I mean, really. Those selfish women who want abortion coverage have abandoned their traditional role as saintly volunteer doormats. Correct me if I'm wrong, but that's what Theda Skocpol is saying here, right?
And I can't figure out why. I mean, I even agree with the idea that we need to pass this shitty healthcare bill and fix it later, but there's just something about this statement that makes me want to smash something in Theda's face, and in Matt Yglesias's face for agreeing with her.
Theda Skocpol is an academic, and although she's certainly had to deal with sexism, she perhaps hasn't felt the urgency of paying the rent the way the women in my part of the city do. Matt Yglesias went to the Dalton School, and then to Harvard. Whether he understands it or not, he's had a privileged life.

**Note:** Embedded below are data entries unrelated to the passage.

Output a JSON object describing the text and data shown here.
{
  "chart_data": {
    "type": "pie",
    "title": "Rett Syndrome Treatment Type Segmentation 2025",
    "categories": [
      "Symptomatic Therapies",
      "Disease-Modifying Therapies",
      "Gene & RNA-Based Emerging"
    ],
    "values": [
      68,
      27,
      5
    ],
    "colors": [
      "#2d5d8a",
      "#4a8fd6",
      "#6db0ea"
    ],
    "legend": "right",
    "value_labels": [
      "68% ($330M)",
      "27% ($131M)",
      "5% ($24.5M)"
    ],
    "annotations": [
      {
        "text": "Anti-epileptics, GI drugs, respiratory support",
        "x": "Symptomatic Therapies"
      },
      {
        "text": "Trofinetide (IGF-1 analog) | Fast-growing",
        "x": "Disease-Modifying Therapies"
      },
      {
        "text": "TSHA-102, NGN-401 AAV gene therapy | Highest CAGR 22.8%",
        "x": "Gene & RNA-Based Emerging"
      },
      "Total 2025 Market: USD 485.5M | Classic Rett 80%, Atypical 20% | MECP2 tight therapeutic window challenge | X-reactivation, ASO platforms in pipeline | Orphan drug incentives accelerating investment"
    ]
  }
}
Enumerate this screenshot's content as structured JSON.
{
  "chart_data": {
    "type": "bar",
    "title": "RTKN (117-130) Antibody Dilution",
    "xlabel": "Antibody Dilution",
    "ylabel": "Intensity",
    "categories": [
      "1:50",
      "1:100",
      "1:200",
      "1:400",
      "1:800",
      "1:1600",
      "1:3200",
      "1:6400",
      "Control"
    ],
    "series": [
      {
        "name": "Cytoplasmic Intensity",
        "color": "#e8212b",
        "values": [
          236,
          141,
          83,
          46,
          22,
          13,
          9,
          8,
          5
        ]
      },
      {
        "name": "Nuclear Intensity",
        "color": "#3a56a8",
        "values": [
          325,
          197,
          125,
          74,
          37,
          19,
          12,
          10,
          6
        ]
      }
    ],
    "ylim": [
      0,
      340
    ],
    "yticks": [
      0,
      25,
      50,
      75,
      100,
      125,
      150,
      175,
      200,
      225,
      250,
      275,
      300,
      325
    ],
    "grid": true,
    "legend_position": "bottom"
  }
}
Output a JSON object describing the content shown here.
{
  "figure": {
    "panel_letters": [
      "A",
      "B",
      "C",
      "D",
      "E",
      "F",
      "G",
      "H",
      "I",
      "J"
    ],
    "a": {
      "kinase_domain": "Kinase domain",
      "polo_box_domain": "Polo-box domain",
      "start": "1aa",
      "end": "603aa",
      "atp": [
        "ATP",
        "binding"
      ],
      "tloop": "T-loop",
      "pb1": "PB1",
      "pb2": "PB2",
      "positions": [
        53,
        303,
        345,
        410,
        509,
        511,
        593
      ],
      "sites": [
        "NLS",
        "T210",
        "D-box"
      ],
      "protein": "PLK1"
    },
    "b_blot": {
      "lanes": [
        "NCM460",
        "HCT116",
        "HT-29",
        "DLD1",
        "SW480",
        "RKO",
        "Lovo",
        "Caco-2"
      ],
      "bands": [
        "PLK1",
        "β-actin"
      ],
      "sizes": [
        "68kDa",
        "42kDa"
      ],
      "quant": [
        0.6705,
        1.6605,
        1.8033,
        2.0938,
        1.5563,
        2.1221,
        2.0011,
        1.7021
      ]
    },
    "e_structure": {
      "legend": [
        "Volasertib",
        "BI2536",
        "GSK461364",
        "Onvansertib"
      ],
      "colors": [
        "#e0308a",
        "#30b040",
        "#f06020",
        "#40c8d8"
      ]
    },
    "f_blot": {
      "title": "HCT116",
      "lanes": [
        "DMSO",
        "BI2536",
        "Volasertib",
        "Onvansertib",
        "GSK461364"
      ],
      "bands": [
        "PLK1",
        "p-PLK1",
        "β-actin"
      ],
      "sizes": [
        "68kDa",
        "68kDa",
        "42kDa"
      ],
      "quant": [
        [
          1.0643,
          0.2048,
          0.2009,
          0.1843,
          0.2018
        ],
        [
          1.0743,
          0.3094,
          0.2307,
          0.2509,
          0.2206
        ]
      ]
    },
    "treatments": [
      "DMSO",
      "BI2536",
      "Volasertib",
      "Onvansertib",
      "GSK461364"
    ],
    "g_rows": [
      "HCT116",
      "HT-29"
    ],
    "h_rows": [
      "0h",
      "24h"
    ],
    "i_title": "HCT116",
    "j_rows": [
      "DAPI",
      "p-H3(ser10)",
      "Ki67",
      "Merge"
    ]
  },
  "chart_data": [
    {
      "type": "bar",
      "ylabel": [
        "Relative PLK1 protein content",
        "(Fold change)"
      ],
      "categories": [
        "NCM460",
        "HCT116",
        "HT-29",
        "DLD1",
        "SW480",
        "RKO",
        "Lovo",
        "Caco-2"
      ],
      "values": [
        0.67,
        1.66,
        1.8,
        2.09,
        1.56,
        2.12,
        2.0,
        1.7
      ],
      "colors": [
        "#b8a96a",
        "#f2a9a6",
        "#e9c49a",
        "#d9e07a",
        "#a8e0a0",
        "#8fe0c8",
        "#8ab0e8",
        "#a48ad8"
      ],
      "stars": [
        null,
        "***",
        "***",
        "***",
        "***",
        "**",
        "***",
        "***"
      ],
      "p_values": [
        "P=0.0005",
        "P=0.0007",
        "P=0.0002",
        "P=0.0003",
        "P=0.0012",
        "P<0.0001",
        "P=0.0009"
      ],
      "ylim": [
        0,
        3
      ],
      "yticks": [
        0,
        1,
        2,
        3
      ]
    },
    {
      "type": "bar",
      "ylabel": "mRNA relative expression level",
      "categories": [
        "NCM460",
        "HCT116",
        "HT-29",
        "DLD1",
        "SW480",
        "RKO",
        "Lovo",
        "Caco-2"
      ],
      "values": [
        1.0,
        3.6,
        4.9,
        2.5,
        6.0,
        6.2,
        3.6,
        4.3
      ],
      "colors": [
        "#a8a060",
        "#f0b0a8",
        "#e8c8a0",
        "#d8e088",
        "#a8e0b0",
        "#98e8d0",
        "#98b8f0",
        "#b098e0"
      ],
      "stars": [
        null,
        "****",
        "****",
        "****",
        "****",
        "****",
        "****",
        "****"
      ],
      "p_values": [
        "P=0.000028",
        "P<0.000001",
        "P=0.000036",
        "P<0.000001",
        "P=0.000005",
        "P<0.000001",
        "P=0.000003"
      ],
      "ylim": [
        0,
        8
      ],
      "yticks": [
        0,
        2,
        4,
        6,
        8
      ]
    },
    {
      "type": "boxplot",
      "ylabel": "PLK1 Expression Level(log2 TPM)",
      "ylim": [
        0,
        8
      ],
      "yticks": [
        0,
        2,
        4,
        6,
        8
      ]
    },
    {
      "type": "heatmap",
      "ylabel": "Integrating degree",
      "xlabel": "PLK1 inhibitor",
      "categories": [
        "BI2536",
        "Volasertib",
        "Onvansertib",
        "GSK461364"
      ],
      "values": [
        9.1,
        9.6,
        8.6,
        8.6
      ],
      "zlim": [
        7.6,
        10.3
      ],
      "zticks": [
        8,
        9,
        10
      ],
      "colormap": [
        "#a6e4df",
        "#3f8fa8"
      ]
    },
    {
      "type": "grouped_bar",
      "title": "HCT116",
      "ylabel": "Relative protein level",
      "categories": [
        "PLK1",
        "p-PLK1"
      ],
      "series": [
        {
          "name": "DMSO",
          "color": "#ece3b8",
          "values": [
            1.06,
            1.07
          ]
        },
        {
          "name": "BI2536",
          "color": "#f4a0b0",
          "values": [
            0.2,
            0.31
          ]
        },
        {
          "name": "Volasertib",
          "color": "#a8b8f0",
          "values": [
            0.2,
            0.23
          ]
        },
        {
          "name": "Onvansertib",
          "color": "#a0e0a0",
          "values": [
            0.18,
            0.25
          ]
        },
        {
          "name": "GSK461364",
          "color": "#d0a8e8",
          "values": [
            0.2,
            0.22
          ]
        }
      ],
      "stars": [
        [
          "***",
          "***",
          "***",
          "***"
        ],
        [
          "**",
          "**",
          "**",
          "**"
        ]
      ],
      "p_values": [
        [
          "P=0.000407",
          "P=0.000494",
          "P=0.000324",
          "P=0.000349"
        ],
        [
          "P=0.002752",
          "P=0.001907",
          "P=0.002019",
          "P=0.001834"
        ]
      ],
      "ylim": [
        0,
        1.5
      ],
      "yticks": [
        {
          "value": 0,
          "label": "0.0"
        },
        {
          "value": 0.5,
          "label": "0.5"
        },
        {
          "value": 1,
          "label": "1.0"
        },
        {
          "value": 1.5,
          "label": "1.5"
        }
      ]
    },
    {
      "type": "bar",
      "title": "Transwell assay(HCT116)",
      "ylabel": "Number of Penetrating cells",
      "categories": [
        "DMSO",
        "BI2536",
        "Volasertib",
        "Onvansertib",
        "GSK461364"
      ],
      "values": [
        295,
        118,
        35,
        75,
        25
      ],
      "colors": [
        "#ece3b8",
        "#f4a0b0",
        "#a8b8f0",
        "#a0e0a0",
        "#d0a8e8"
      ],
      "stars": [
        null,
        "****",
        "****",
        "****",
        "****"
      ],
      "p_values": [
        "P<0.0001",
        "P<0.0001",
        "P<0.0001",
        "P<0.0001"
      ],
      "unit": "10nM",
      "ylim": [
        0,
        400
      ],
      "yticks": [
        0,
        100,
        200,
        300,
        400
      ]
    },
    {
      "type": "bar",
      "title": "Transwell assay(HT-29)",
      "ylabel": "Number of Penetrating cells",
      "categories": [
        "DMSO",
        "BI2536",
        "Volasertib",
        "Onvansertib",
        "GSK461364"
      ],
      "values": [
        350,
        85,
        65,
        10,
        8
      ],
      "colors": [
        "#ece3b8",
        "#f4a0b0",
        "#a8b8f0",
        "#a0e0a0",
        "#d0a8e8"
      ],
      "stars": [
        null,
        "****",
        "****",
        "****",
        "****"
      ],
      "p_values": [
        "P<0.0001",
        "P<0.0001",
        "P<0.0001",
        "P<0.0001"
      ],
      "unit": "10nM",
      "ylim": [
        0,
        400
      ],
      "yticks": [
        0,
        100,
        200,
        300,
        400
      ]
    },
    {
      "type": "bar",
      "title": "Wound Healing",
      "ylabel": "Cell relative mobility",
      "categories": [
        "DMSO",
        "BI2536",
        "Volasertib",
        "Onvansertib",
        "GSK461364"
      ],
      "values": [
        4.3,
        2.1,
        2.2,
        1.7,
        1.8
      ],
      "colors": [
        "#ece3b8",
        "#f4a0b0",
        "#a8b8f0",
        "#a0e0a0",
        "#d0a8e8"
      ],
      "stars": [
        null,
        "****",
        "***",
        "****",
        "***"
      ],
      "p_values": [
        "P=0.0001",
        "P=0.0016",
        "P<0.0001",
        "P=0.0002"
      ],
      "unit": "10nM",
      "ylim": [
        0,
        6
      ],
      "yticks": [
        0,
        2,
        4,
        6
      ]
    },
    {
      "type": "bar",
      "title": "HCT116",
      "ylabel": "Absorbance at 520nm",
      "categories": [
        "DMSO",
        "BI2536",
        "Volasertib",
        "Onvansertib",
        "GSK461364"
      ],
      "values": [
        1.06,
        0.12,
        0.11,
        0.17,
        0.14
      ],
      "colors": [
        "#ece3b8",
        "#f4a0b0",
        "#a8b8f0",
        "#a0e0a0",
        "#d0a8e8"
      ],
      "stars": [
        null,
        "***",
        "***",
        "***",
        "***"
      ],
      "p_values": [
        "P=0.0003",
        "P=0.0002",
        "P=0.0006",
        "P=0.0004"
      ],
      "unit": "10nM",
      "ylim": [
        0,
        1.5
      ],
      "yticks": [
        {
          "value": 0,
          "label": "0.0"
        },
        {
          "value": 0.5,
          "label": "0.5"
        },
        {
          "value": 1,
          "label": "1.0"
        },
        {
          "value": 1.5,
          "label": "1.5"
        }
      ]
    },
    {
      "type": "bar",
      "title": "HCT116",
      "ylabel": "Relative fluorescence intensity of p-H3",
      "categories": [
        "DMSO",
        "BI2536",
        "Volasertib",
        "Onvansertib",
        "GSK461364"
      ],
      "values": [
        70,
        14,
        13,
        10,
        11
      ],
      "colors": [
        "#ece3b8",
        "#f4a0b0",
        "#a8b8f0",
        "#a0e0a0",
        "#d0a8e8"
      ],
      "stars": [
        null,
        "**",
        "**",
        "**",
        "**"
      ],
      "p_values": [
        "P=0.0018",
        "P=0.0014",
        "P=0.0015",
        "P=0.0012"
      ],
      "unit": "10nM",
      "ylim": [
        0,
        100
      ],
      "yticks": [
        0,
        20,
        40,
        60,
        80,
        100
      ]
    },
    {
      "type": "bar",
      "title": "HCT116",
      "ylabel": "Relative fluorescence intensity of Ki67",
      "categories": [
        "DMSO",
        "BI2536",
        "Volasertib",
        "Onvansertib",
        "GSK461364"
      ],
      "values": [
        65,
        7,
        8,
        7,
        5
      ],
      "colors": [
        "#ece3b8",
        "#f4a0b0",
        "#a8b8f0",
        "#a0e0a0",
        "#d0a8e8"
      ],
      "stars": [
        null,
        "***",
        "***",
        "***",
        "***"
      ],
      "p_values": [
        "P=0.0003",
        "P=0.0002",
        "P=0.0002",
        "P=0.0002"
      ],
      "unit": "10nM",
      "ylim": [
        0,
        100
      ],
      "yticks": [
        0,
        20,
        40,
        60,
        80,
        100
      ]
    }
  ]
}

Not like the women in my neighborhood. One woman tells me she got pregnant in high school by her then-boyfriend, a meth addict. (Lots of meth and crack in my part of the city.) He ended up going to prison for five years, he's coming out now and she's falling apart. Because she's made a new life for herself and her kid. She has a decent job, a nice apartment and a stable environment to raise her daughter. She looks at me, eyes brimming: "He thinks he's coming out to live with me and my daughter, and I don't want him in my life. But if I don't let him move in with me, and he starts doing drugs again, I feel like it's my fault!"
No, honey, it's not. Women have been propping up losers for a long time and it doesn't work, I tell her. But I wonder if she's listening.
Because too many women have been trained to be saintly doormats, and here we are, listening to the privileged explain why that's such a useful tool for the liberal political establishment!
Yes, instead of having a serious discussion about how we have to balance the passage of this healthcare bill with the very real need of women to have access to abortion when their financial or emotional stability is on the line, we get a snippy lecture on duty from the academics.
And then they wonder why we're losing people to the Tea Party.